The route for the trip, which began at a nuclear reprocessing factory in France, was kept secret, but the train was sighted in the northern city of Hanover, only 100 kilometres short of journey's end.
The 12 containers of waste were set to be taken off the train Sunday and moved by truck to the storage site at Gorleben. As with nine preceding waste-transport operations down the years, the anti- nuclear movement said it would block the road with sit-ins.
The confrontation has become a ritual. Late Saturday, a protester handed a pistol back to a policeman who dropped it during one clash close to Gorleben, police confirmed. A protest spokesman said doing so was a symbolic gesture against force.
Some 16,000 police were assigned to protect the railtracks and road, but police said there had been little disruption on the rail part of the journey through Germany. The train had been delayed on Friday in France by protesters swarming onto the tracks.
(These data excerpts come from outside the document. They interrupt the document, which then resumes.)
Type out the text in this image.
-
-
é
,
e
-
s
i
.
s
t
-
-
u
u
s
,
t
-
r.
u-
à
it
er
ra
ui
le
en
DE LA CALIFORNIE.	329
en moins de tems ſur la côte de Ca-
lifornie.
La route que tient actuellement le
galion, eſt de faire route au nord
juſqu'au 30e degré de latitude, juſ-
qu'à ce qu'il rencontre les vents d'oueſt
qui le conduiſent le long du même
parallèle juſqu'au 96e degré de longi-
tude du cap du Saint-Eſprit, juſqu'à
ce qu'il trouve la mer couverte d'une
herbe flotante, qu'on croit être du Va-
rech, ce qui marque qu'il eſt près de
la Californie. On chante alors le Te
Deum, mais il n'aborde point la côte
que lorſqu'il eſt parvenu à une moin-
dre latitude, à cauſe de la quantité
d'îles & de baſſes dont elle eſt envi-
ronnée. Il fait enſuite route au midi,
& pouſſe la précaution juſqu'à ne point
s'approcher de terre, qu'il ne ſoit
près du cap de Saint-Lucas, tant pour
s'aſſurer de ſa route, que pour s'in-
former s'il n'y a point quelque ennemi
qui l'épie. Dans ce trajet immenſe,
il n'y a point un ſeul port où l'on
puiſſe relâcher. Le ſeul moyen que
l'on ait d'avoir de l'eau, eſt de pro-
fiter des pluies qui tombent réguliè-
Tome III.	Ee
Two years ago a man was killed in France when he lay on the track and a laden nuclear train was unable to stop in time.
The spent fuel, from German nuclear power stations, has been stabilized in pellets of glass and packed inside a type of storage container known as a 'castor.' A warehouse at Gorleben already contains 68 castors of the high-grade radioactive waste.
Germany is considering whether to sink them down an old salt mine nearby or to build a long-term waste dump somewhere else.
The 12 castors were to be unloaded Monday from the train and hauled the last few kilometres to Gorleben by truck. Thousands of demonstrators gathered Saturday in Gorleben to demand the closure of all nuclear power stations and the end of all waste transport.